Some key things I learned from Fizzle:
- Build An MVP - Start with the minimum viable product and incrementally improve it based upon feedback.
- Just Launch It - Losing momentum can kill a project. Set an aggressive deadline and launch it, even if it's not perfect.
- Listen To Your Audience - If you need to convince someone, your idea is likely unwanted or not needed.
- Build Relationships - Supported by Kevin Kelly's 1000 true fans, with good relationships, you don't need a huge audience.
- Building A Successful Website
- Building & Maintain A Mailing List
- Choosing A Niche
- Writing Good Articles & Headlines
- Using Web Metrics
- How To Take Action
Of course, it should go without saying that I learned much more than I listed above, but who wants to read an exhaustive list of what I learned thanks to Fizzle?
Is Fizzle Right For You?
I'd be amazed if you haven't asked yourself this by now if you've read this entire article so far. The short answer is yes, Fizzle is right for almost everybody. The long answer is that if you've ever considered building or wanted to build a website that stands apart from the rest from design and conversion rate to traffic and engagement, then it would be remiss for me to not suggest you join Fizzle. It's free to try. You can pay month-to-month if money is tight or you can buy a year up-front if you want to save a few bucks and are serious about taking action. The videos are easy to follow. My grandmother, who's not a tech-savvy person would be able to follow the courses and build a respectable website and business in the end. The cherry on top is the Fizzle Friday video chats. Your questions answered face-to-face with a Fizzle business coach. Try Fizzle now for free.

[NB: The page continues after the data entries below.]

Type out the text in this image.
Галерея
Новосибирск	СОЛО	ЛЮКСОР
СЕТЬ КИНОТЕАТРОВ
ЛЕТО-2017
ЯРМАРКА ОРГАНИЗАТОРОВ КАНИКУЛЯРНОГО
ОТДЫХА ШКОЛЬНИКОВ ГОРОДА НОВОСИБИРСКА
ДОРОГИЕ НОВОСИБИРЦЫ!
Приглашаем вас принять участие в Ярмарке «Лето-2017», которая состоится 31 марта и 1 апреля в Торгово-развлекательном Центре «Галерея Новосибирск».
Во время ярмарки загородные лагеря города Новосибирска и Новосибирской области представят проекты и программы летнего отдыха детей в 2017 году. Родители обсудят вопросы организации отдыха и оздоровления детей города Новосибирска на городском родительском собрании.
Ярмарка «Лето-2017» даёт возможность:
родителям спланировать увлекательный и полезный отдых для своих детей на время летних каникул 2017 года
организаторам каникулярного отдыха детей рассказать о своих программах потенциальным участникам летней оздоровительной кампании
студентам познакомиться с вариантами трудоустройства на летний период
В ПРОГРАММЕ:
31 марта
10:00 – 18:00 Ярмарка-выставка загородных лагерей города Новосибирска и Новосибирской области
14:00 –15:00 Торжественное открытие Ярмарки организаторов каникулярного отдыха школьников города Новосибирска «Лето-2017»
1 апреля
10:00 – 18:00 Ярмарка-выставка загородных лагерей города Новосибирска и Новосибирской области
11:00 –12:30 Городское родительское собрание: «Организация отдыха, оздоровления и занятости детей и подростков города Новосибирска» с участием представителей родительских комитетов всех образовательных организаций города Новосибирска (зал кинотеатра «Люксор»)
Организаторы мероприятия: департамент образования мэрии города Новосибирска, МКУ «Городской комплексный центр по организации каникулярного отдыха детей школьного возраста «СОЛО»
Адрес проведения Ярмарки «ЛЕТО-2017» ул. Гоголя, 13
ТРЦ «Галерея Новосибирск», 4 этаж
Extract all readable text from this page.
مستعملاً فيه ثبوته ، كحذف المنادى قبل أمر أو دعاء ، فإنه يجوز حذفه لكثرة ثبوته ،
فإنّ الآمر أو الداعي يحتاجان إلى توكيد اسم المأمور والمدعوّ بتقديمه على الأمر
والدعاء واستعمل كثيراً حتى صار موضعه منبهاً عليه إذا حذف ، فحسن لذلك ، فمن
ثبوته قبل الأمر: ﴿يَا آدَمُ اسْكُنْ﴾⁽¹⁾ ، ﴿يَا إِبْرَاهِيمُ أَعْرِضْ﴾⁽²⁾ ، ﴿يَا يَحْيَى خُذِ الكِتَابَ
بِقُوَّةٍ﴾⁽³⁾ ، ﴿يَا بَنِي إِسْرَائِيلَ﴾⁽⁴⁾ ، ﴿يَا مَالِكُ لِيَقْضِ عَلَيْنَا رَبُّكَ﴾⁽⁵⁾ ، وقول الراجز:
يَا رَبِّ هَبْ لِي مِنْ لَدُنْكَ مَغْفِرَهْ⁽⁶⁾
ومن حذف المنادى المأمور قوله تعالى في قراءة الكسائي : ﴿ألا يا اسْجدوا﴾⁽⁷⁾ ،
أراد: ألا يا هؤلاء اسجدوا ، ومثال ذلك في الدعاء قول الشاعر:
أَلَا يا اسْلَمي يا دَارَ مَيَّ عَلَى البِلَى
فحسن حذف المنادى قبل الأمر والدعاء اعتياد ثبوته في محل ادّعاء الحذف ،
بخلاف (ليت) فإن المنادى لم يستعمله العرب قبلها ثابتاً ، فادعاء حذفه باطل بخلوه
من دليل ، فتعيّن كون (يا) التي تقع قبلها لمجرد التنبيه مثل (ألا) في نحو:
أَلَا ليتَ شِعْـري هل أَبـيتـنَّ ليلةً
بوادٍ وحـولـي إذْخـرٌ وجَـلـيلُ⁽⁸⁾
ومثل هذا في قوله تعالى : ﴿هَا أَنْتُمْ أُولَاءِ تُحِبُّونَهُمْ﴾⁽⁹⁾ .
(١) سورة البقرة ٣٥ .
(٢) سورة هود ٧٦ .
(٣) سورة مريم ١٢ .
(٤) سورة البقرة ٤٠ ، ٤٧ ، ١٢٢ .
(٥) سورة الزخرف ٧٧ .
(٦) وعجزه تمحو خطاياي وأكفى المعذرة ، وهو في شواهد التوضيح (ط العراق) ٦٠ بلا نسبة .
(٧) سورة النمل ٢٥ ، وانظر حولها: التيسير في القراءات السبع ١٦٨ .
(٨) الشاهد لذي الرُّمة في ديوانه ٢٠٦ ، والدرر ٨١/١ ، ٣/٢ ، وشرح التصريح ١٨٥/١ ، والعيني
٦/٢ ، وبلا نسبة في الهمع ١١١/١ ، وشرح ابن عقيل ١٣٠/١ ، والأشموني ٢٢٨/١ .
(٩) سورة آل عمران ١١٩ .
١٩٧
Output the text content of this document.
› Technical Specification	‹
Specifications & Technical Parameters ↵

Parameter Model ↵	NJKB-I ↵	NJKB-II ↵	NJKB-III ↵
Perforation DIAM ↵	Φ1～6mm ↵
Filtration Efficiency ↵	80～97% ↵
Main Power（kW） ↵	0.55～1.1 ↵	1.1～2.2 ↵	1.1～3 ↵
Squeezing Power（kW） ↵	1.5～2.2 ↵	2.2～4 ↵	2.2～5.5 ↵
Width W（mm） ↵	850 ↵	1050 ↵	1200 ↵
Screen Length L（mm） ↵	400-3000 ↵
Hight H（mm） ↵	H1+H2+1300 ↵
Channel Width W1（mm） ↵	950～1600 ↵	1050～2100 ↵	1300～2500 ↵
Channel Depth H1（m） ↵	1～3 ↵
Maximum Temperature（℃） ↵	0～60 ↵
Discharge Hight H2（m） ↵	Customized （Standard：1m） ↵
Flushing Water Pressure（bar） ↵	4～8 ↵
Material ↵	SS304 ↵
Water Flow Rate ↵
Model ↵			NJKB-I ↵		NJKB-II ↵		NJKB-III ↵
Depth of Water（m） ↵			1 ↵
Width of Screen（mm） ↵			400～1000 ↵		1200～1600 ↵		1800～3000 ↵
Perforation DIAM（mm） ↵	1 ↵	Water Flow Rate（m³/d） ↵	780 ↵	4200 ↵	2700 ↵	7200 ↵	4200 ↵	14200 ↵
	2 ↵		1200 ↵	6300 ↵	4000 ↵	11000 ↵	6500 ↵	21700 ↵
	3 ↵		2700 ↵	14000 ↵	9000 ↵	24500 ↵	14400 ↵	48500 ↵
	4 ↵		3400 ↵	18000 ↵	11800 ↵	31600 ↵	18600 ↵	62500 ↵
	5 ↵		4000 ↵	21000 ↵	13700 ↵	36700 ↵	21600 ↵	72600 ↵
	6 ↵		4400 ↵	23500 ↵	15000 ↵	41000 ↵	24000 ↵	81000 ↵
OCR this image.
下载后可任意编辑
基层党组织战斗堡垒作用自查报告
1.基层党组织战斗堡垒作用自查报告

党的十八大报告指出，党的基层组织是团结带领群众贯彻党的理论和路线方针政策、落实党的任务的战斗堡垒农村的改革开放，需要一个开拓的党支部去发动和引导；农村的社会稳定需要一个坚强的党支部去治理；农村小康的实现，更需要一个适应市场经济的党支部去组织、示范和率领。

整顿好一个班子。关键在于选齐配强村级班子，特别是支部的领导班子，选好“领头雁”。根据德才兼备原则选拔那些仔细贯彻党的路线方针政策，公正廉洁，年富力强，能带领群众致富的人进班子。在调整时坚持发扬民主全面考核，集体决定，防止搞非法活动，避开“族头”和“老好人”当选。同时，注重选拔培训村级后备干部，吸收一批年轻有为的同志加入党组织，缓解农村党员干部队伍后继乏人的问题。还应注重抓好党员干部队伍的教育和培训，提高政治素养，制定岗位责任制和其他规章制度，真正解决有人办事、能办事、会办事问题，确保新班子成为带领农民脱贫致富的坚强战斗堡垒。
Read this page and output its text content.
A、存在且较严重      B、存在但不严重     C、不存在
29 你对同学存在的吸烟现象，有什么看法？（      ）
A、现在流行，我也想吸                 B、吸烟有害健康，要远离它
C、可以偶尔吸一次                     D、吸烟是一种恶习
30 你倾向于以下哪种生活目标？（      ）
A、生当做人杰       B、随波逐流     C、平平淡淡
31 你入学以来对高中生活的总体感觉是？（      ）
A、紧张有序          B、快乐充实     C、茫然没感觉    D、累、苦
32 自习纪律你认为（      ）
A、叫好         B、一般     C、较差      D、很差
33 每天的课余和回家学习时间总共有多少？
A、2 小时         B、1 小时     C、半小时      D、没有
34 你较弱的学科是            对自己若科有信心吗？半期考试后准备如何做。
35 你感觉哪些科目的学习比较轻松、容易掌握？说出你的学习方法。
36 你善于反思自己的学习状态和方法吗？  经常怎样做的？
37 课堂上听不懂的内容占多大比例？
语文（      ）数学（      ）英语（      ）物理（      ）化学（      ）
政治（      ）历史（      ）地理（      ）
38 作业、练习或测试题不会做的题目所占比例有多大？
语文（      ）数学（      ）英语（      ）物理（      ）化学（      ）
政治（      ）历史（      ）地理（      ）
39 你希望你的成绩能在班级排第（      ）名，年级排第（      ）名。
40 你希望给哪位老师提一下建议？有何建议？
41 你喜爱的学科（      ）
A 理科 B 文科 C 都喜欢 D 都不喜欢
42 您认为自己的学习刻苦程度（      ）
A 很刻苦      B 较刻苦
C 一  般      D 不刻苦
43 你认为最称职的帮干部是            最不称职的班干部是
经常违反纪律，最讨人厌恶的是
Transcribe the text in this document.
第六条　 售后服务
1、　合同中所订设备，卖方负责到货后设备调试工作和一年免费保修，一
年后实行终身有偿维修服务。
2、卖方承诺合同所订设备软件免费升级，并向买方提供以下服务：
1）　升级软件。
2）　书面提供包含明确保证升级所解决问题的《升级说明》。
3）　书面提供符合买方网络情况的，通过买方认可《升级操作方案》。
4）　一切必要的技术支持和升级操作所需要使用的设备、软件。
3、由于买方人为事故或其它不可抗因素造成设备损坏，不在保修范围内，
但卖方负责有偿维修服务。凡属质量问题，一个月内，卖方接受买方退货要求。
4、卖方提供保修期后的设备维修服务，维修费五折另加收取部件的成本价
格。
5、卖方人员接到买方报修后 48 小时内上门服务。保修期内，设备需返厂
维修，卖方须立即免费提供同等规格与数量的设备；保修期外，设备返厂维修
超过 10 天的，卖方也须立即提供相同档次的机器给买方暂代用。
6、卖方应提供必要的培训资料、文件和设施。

WillGibbonsDesign.com And Beyond
For me PDn9 (my first real website) was like a thesis project. I spent six months making something the best I could (at the time) while using new skills I was learning along the way. Now that it's done and over, I'm creating something new that will grow and evolve with me. I am a designer and I am Will Gibbons. Those two things won't change and so willgibbonsdesign.com is here for the long haul.